Abstract
Waldenström macroglobulinemia (WM) is a rare type of lymphoma, with no optimal treatment. Bruton’s tyrosine kinase inhibitors have shown promising outcomes, yet achieving deep remission (very good partial remission or complete remission) remains challenging. and time-limited therapy with proteasome inhibition has not been reported. We conducted a phase II clinical trial (NCT04463953) to evaluate the efficacy and safety of combining zanubrutinib, ixazomib, and dexamethasone (ZID) in patients with newly diagnosed WM.
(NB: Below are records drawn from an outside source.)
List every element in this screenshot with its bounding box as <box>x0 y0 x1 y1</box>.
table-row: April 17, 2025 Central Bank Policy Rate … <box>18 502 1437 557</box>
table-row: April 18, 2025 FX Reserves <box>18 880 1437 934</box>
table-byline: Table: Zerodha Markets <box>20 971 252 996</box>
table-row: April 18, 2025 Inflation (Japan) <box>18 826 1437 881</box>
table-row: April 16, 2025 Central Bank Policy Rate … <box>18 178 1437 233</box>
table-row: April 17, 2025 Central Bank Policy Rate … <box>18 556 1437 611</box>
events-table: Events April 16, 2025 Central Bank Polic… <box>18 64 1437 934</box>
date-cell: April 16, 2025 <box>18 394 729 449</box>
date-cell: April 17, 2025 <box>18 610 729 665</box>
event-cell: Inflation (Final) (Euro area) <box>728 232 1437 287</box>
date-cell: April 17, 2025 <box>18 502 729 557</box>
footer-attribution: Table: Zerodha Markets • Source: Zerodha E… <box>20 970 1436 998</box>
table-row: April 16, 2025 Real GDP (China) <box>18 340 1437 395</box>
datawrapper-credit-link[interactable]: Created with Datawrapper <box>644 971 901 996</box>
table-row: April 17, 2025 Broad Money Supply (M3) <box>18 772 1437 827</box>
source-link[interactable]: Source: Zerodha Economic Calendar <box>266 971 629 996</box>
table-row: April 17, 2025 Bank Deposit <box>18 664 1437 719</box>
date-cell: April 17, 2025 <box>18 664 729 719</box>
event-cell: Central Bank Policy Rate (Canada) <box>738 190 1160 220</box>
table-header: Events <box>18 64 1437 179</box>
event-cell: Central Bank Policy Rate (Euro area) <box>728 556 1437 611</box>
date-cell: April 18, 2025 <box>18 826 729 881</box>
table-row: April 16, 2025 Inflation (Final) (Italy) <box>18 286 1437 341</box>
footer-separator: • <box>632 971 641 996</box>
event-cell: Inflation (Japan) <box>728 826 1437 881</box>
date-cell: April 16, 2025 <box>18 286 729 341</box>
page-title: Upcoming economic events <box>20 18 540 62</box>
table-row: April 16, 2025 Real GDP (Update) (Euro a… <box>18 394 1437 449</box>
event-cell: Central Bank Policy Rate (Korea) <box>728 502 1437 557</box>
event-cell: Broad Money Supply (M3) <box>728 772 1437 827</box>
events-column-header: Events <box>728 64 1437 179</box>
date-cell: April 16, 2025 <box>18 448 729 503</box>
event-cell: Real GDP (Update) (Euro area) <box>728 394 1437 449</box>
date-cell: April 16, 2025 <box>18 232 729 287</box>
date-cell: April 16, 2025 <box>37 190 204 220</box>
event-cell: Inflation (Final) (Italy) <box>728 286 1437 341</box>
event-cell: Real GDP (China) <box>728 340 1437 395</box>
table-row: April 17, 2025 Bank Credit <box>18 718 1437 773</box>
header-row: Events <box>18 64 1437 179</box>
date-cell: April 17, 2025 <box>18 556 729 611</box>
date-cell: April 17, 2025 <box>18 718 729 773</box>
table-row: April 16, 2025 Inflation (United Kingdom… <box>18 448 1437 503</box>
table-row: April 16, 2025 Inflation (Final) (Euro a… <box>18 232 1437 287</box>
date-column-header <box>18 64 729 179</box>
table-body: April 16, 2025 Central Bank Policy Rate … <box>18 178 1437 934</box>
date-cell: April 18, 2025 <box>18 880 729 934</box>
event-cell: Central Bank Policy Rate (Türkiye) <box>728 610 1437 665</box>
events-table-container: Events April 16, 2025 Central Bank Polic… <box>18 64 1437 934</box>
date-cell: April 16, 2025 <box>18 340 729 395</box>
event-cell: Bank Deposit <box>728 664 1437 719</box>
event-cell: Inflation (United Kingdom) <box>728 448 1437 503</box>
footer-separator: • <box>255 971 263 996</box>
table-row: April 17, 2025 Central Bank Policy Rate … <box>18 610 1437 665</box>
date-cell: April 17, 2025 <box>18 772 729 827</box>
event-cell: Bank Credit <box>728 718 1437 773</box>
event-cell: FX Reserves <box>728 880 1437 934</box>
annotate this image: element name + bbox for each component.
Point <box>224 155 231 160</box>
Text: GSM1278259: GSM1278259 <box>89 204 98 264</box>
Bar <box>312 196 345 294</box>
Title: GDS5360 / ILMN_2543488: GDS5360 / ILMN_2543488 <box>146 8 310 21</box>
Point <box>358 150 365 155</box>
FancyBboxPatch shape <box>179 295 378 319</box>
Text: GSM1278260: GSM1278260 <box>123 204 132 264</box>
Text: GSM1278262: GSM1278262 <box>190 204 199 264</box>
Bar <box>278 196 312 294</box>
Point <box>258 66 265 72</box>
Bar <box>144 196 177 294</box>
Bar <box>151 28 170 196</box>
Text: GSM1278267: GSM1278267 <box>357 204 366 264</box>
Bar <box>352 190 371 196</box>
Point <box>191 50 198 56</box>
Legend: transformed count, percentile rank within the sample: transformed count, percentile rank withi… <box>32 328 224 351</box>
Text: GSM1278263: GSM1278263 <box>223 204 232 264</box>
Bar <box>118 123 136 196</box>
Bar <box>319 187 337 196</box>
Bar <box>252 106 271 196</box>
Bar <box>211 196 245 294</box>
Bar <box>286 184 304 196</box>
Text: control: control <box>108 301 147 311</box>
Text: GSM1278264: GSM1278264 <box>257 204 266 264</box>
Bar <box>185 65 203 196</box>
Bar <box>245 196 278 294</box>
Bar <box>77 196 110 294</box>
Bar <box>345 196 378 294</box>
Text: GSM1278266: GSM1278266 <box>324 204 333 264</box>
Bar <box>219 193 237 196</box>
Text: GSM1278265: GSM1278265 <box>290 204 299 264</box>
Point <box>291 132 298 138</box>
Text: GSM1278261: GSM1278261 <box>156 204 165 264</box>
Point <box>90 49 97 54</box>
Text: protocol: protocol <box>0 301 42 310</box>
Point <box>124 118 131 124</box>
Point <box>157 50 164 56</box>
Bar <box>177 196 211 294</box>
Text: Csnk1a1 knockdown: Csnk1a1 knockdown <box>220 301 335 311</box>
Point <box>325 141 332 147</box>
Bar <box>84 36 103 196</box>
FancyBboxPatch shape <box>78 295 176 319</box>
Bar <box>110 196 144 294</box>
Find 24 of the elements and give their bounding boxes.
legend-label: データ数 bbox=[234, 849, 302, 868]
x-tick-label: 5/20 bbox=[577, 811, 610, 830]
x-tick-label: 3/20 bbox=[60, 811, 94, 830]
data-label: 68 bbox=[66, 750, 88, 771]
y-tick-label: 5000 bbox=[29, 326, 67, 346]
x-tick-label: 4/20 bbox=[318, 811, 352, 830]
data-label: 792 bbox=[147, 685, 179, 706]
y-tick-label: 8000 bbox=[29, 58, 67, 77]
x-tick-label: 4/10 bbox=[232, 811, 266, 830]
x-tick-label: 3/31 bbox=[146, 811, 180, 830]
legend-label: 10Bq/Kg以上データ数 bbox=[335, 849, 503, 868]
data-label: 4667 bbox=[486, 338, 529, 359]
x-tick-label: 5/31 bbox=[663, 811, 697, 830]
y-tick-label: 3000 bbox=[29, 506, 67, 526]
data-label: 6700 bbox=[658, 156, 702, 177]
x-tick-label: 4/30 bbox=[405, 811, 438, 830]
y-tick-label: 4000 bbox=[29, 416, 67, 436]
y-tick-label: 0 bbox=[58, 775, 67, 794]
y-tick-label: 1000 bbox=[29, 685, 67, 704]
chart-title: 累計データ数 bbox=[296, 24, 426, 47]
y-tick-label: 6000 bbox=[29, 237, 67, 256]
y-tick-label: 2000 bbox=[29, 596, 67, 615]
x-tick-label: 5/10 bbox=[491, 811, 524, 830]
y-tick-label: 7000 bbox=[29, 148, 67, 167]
A total of 27 patients were enrolled in the study. Patients received ZID induction therapy for up to six 28-day cycles, followed by consolidation therapy for a total of 24 cycles. The primary endpoint was the deep remission rate.
Overall, 24 of the 27 enrolled patients completed induction treatment. One patient (4.2%) achieved complete remission. Ten patients (41.6%) achieved very good partial remission. The overall, major, and deep remission rates were 100%, 95.8%, and 45.8%, respectively. The median time to response was 2 months (range, 1–5). Five of the 22 patients had a CXCR4 mutation, with no disparity in deep remission between the patients with and without a CXCR4 mutation (40% vs. 50%; P = 0.594). The median abnormal lymphocyte (7.6% vs. 1.6%; P = 0.0019) and plasma cells (0.28%–0.02%; P = 0.0306) in bone marrow were significantly reduced after treatment. The median follow-up was 30.9 months (range, 15–42). The estimated median progression-free survival and overall survival were 40 months (95% confidence interval, 35.5–44.5) and not reached, respectively, with no difference in patients with/without CXCR4 mutations. The most common adverse event was hematologic toxicity.
The ZID regimen might offer deep remission and provide a time-limited Bruton’s tyrosine kinase inhibitor therapy in patients with WM.